Getting started with Textract

This is what worked for me on OSX & Linux:

  • Install the AWS command line tools and the AWS SDK for Python (Boto3). As I already use conda, I found it easiest to use that. Just activate your environment of choice and then add the AWS tools to it with:

    conda install -c conda-forge awscli
    conda install -c conda-forge boto3
    
  • Create an AWS account.

  • Configure your AWS account: (Set a default region, because Textract will only work in one region. I used ‘eu-west-1’).

aws configure
aws s3 cp s3://amazon-textract-preview2/service-2.json
aws configure add-model --service-model file://./service-2.json --service-name textract

That should be enough to get it working. Test it from the command line by running Textract on a file in S3 (I used this one).

aws textract analyze-document --document '{"S3Object":{"Bucket":"textract.samples","Name":"Margate_1891_02.png"}}' --feature-types '["TABLES","FORMS"]'

If it works, this will return a load of JSON output. If it produces an error message, something has gone wrong.

The pre-release version of Textract has deliberately limited capacity; it will allow only a small number of simultanious requests across all its users. The practical effect of this is that my calls to the service often failed, throwing a ProvisionedThroughputExceededException. This is a nuisance, but you can just keep running it again until it works. I am assured that the production (paid) version of the service will not have this limitation.

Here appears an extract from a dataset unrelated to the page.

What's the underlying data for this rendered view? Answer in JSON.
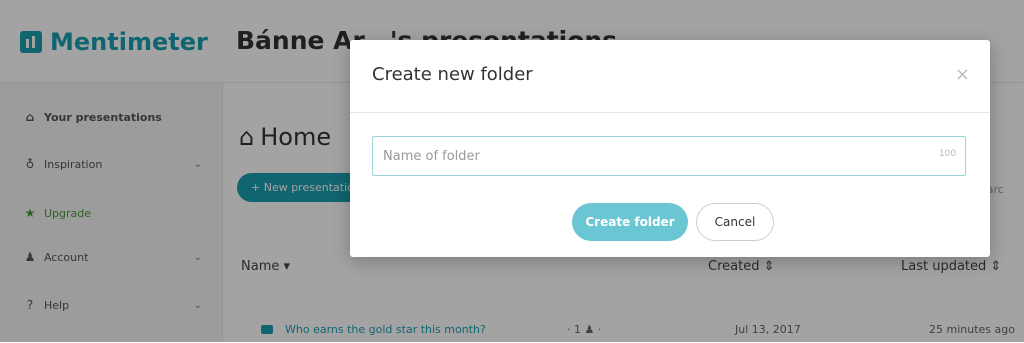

I was most confused by the limitations imposed by the different AWS regions: For the pre-release version, if you run aws textract in the wrong region, it won’t work. If you run textract in one region, but specify a S3 document in a different region, it won’t work. While it took me a long time to work out what was going wrong with my calls to the service, this is a problem with my understanding of AWS rather than a limitation of Textract. Also, the production (paid) version of the service will be available (eventually) across all the regions.